Generating Comparisons:
- Online Comparisons: By treating demonstrations as preferred over current model outputs, DITTO iteratively generates comparison data. As training progresses, new policies $\pi_t$ provide increasingly refined reference points.
- Replay and Intermodel Comparisons: Unlike other self-play methods, DITTO utilizes comparisons not only between the expert demonstrations and the current policy but also among policies from different training iterations.
Iterative Training:
- Policy Updates: Using the DPO (Direct Preference Optimization) method, DITTO updates the model iteratively by sampling and training on these comparisons.
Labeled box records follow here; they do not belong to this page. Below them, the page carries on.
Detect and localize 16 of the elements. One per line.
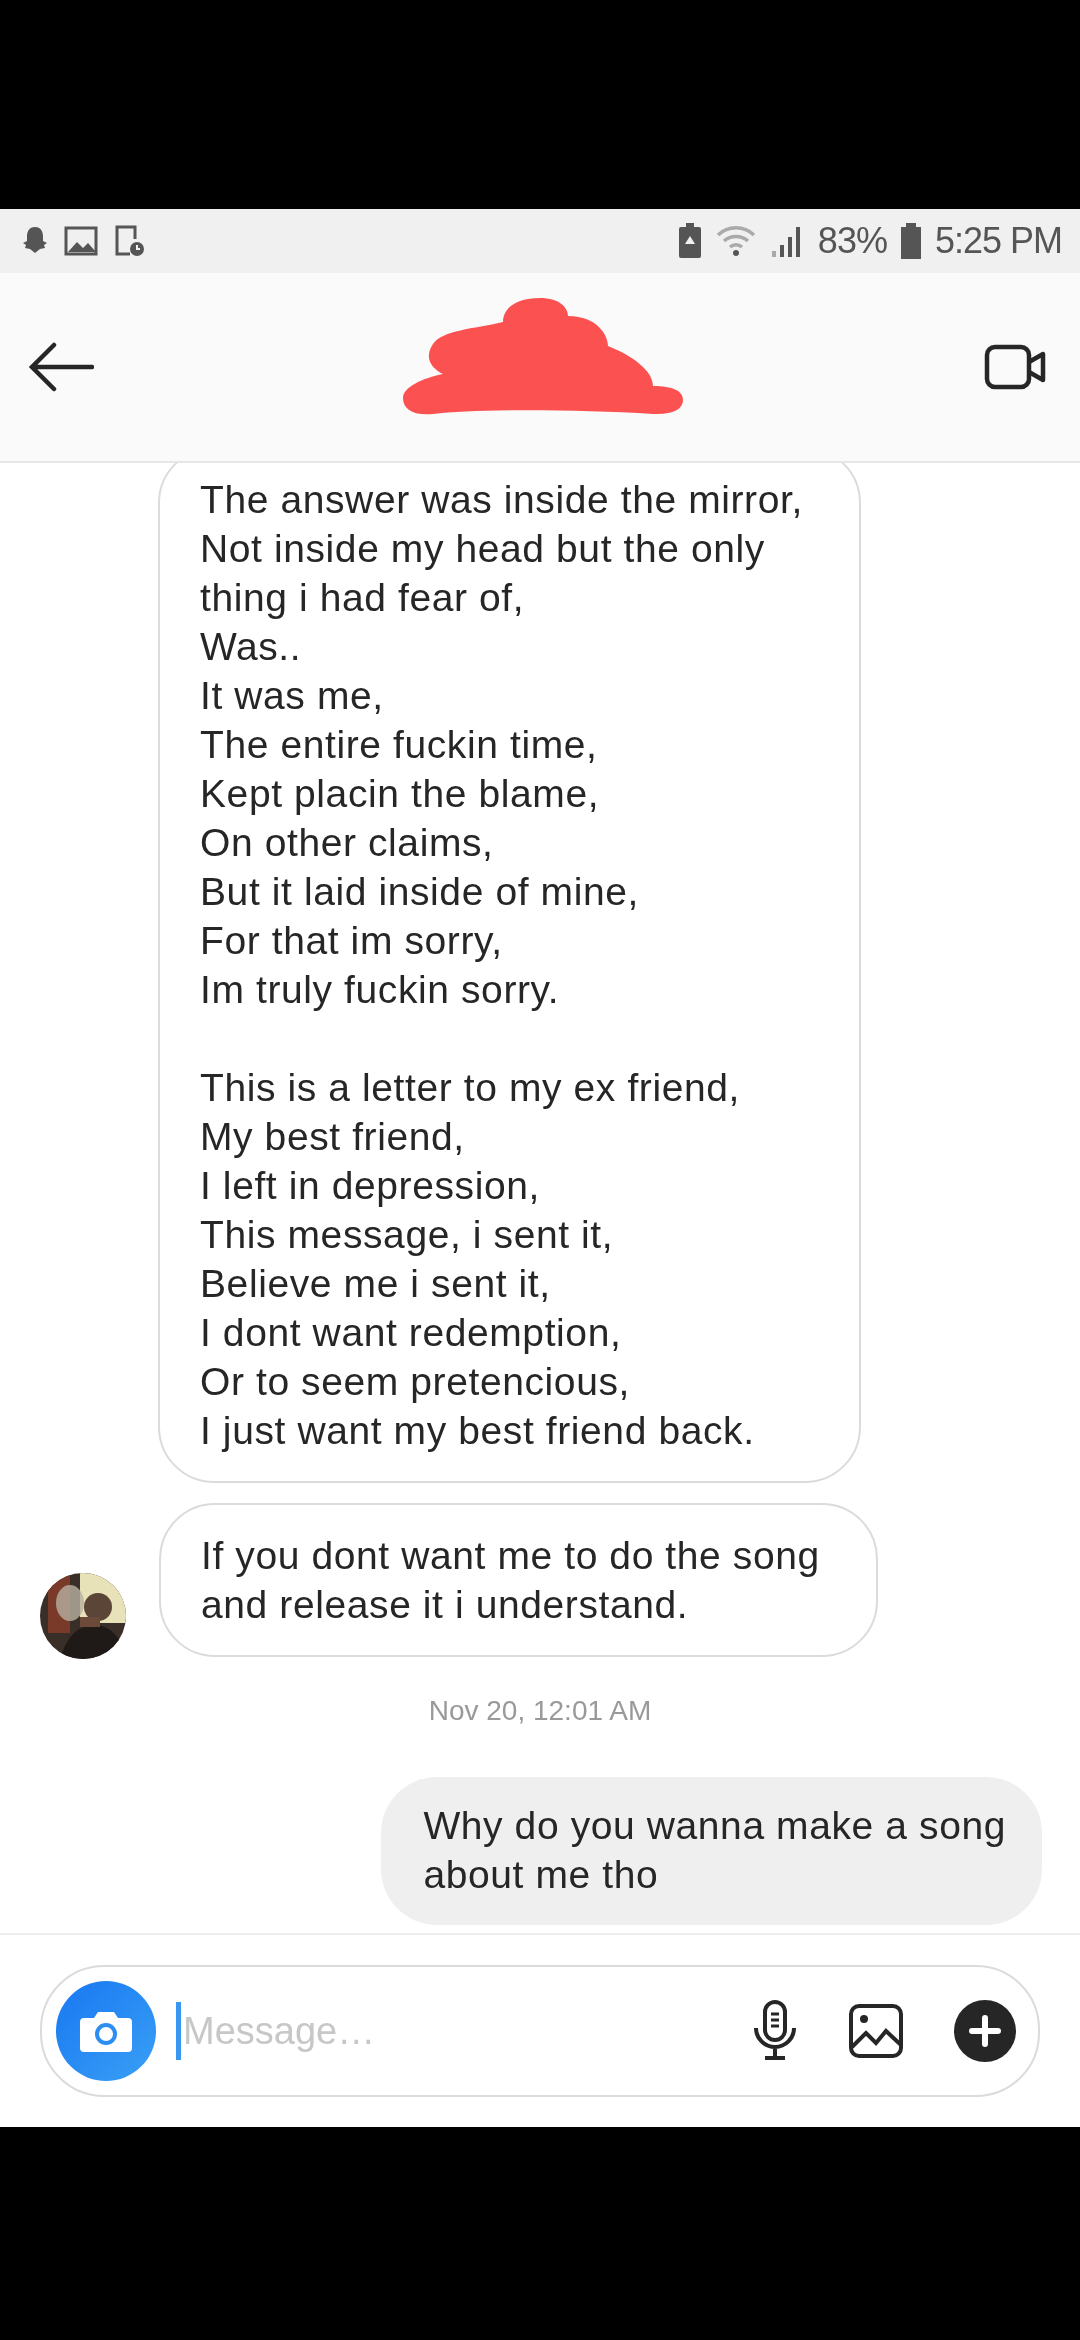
clock-time: 5:25 PM — [934, 220, 1062, 262]
add-icon[interactable] — [954, 2000, 1016, 2062]
message-field[interactable]: Message… — [176, 2002, 732, 2060]
image-icon — [64, 226, 98, 256]
gallery-icon[interactable] — [848, 2003, 904, 2059]
battery-saver-icon — [677, 223, 702, 259]
battery-icon — [900, 223, 921, 259]
message-timestamp: Nov 20, 12:01 AM — [427, 1695, 653, 1727]
wifi-icon — [715, 225, 756, 257]
received-message: The answer was inside the mirror, Not inside my head but the only thing i had fear of, Was.. It was me, The entire fuckin time, Kept placin the blame, On other claims, But it laid inside of mine, For that im sorry, Im truly fuckin sorry. This is a letter to my ex friend, My best friend, I left in depression, This message, i sent it, Believe me i sent it, I dont want redemption, Or to seem pretencious, I just want my best friend back. — [158, 463, 861, 1483]
back-arrow-icon[interactable] — [28, 342, 94, 392]
battery-percentage: 83% — [817, 220, 887, 262]
received-message: If you dont want me to do the song and release it i understand. — [159, 1503, 878, 1657]
sent-message: Why do you wanna make a song about me tho — [381, 1777, 1042, 1925]
camera-button[interactable] — [56, 1981, 156, 2081]
microphone-icon[interactable] — [752, 2000, 798, 2062]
The fixed reference policy ensures stability and prevents drift from the initial model.

Experimental Evaluation

Benchmarks

Evaluation spans across diverse datasets, including author-specific emails, blogs, and news articles. Performance is quantified using GPT-4 as an evaluator for comparison, which selects the text most akin to human-authored content. The results demonstrate that DITTO outperforms traditional fine-tuning, few-shot prompting, and self-play methods like SPIN.

User Study

A user paper further validates DITTO in real-world settings. Participants provide demonstrations for personalized email-writing tasks, followed by assessments of generated outputs. Results show a significant preference for DITTO over zero-shot/few-shot prompts and supervised fine-tuning, indicating higher user satisfaction with customized outputs.

Implications and Future Directions

Practical Implications

The research underscores the efficacy of using minimal data for substantial customization, heralding implications for developing adaptive and personalized AI systems. The approach is particularly relevant for dynamic and subjective tasks where broad generalization is less applicable.

Theoretical Implications

The framework contributes to imitation learning literature, demonstrating that leveraging online comparisons and intermodel data can significantly enhance model alignment. By extrapolating beyond the demonstrated behavior, DITTO exemplifies effective policy optimization in data-constrained environments.

Speculation on Future Developments

Future research might explore refining DITTO further by optimizing data sampling strategies, reducing computational overhead, and integrating dynamic adaptation mechanisms to continuously refine user preferences. Additionally, examining the interplay between demonstration quality and alignment efficacy could yield insights into optimizing the demonstration collection process.

Conclusion

"Show, Don't Tell: Aligning LLMs with Demonstrated Feedback" presents an efficient and scalable solution for personalizing LLMs. By exploiting a small number of demonstrations, DITTO provides a compelling alternative to conventional customization techniques, paving the way for more accessible and context-specific AI applications. This research not only advances the state-of-the-art in model alignment but also sets a precedent for future AI development tuned to individual user needs.